Building a Washington That Washington Would Respect

George Washington, who gave our capital its name and whose birthday falls on February 22, authored "Rules of Civility & Decent Behaviour In Company and Conversation." Our first president's first rule was: "Every Action done in Company, ought to be with Some Sign of Respect, to those that are Present." Can Washington, D.C., return to George Washington's ideals?
This post was published on the now-closed HuffPost Contributor platform. Contributors control their own work and posted freely to our site. If you need to flag this entry as abusive, send us an email.

As President Barack Obama and the newly elected Congress argue acrimoniously about issues from immigration reform to authorizing the use of force against ISIS and funding the Department of Homeland Security (DHA), "Washington" has become synonymous with discord and deadlock.

George Washington, who gave our capital its name and whose birthday falls on February 22, authored "Rules of Civility & Decent Behaviour In Company and Conversation." Our first president's first rule was: "Every Action done in Company, ought to be with Some Sign of Respect, to those that are Present."

Can Washington, D.C., return to George Washington's ideals?

Washington, DC, used to be considered a small town. And people treated each other as neighbors. Today the tone in Washington is more akin to Penn Station at rush hour. People not only walk past but talk past one another.

The public is routinely fed talking points from politicians and pundits who personally attack their adversaries. Just this week former New York City Mayor Rudy Giuliani said he doesn't think President Barack Obama "loves America."

"If you get sick, America, the Republican healthcare plan is this: Die quickly," said Rep. Alan Grayson (D-Florida) on the floor of the House.

The least we should expect from our elected officials is that they will be on speaking terms. Then maybe we can hope for collaboration, coordination and -- yes -- even compromise.

It used to be so. After a landslide defeat in the 1980 presidential election, House Speaker Tip O'Neill (D-Massachusetts) said, "We're going to cooperate with the president. It's America first and party second."

Today? Getting the two parties to agree on a budget is nearly impossible. Annual appropriations bills are largely handled en masse and simply carry over spending from year to year. And spending cuts are managed through "sequestration" so that no one's fingerprints are on them.

Meanwhile, party organizations are often pushed to the sidelines as bloggers and pundits enforce the ideological line. In 2013 the government was shut down to make a point. Today funding to fight terrorism at home and abroad is held hostage by both parties.

The problem is that bipartisanship is seen as a weakness at best, treasonous at worst. Politicians in gerrymandered districts do not fear general election defeat so much as being "primaried out."

This has created a new calculus. The optics of combat are preferred over the art of compromise. Those who actually try to govern risk "friendly" fire from within their own ranks and the venom of ideological watchdogs.
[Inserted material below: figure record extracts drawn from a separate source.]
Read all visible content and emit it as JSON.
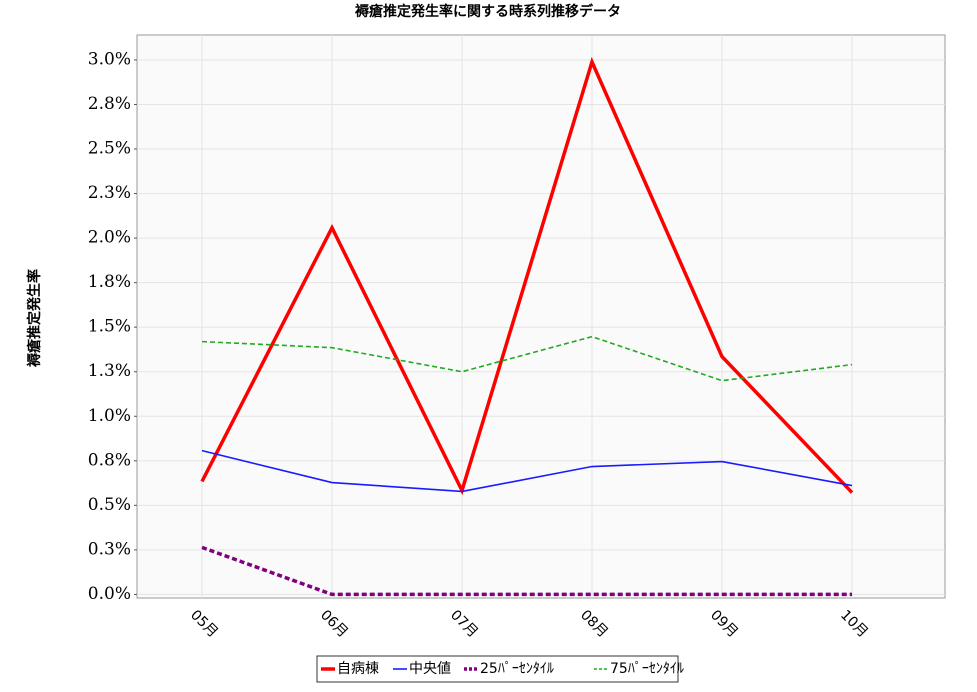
{
  "chart_data": {
    "type": "line",
    "title": "褥瘡推定発生率に関する時系列推移データ",
    "y_label": "褥瘡推定発生率",
    "categories": [
      "05月",
      "06月",
      "07月",
      "08月",
      "09月",
      "10月"
    ],
    "series": [
      {
        "name": "自病棟",
        "color": "#ff0000",
        "style": "solid",
        "weight": "bold",
        "values": [
          0.634,
          2.058,
          0.583,
          2.989,
          1.335,
          0.572
        ]
      },
      {
        "name": "中央値",
        "color": "#1a1aff",
        "style": "solid",
        "weight": "normal",
        "values": [
          0.807,
          0.628,
          0.578,
          0.718,
          0.746,
          0.611
        ]
      },
      {
        "name": "25ﾊﾟｰｾﾝﾀｲﾙ",
        "color": "#800080",
        "style": "dashed",
        "weight": "bold",
        "values": [
          0.264,
          0,
          0,
          0,
          0,
          0
        ]
      },
      {
        "name": "75ﾊﾟｰｾﾝﾀｲﾙ",
        "color": "#22aa22",
        "style": "dashed",
        "weight": "normal",
        "values": [
          1.419,
          1.385,
          1.25,
          1.447,
          1.2,
          1.29
        ]
      }
    ],
    "ylim": [
      -0.02,
      3.14
    ],
    "yticks": [
      {
        "value": 0,
        "label": "0.0%"
      },
      {
        "value": 0.25,
        "label": "0.3%"
      },
      {
        "value": 0.5,
        "label": "0.5%"
      },
      {
        "value": 0.75,
        "label": "0.8%"
      },
      {
        "value": 1,
        "label": "1.0%"
      },
      {
        "value": 1.25,
        "label": "1.3%"
      },
      {
        "value": 1.5,
        "label": "1.5%"
      },
      {
        "value": 1.75,
        "label": "1.8%"
      },
      {
        "value": 2,
        "label": "2.0%"
      },
      {
        "value": 2.25,
        "label": "2.3%"
      },
      {
        "value": 2.5,
        "label": "2.5%"
      },
      {
        "value": 2.75,
        "label": "2.8%"
      },
      {
        "value": 3,
        "label": "3.0%"
      }
    ],
    "grid": true,
    "legend": "bottom"
  }
}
The fact is that no meaningful relationship can be sustained without talking, and listening, to one another. This is true in every family -- and for the dysfunctional family on Capitol Hill.

Here's the reality: We live in an era of divided government, as it has been -- with rare exceptions -- for more than three decades. Even when President Ronald Reagan won a landslide reelection in 1984, Democrats held control of the House of Representatives and regained the Senate in 1986.

Yes, the media shares the blame. I once heard former White House press secretary Marlin Fitzwater tell a story about briefing President Reagan before a press conference. Pushing an extreme line of questioning, he was interrupted: "Marlin, they're not going to ask that."

Today everything is fair game. Are evolution and contraception really the biggest issues we face?!

Politicians are punished for candor and rewarded for obfuscation. Answer a question directly and forthrightly and you have made a rookie mistake. Adroitly avoid the question and you are practically presidential timber.

How do we get back to the small-town tone? First, by changing the terms of debate. Leadership does not mean hiding behind principles until a problem becomes a crisis. It means just the opposite: confronting a problem based on your principles, before it becomes a headline.

We must return to a culture where collaboration is celebrated, not condemned. Speaker O'Neill famously said that "all politics is local." So are all voters. That means working with people who may not share your prescription for responding to a problem but share your goal of solving it. In an era of divided government, no legislative solution will be pure. But there will be items that both sides can embrace and declare victory over.

We should honor the grownups and hold accountable the bomb throwers who disrespect their adversaries and the institution itself. Passion for an issue or idea is welcome, even necessary. What's not is the drive to destroy opponents and even allies for crossing a supposed ideological line. That's not passion; that's parochialism.

Perhaps our representatives and candidates should abide by the same standards of civility outside the halls of Congress that they must meet when speaking from the floor of either chamber. Maybe the next time a pundit or blogger blasts our political leaders for failing to get along so that they can get things done, he or she should think twice before accusing them of misdeeds and misconduct.

We can argue about who broke down the walls of civility. But finger pointing only perpetuates the problem. Instead, let's figure out how we can change the culture from tribal warfare to patriotic problem solving. It is possible to share your vision of America without disparaging half of it.

Who knows? Maybe we can adopt George Washington's "Rules of Civility" for our own time.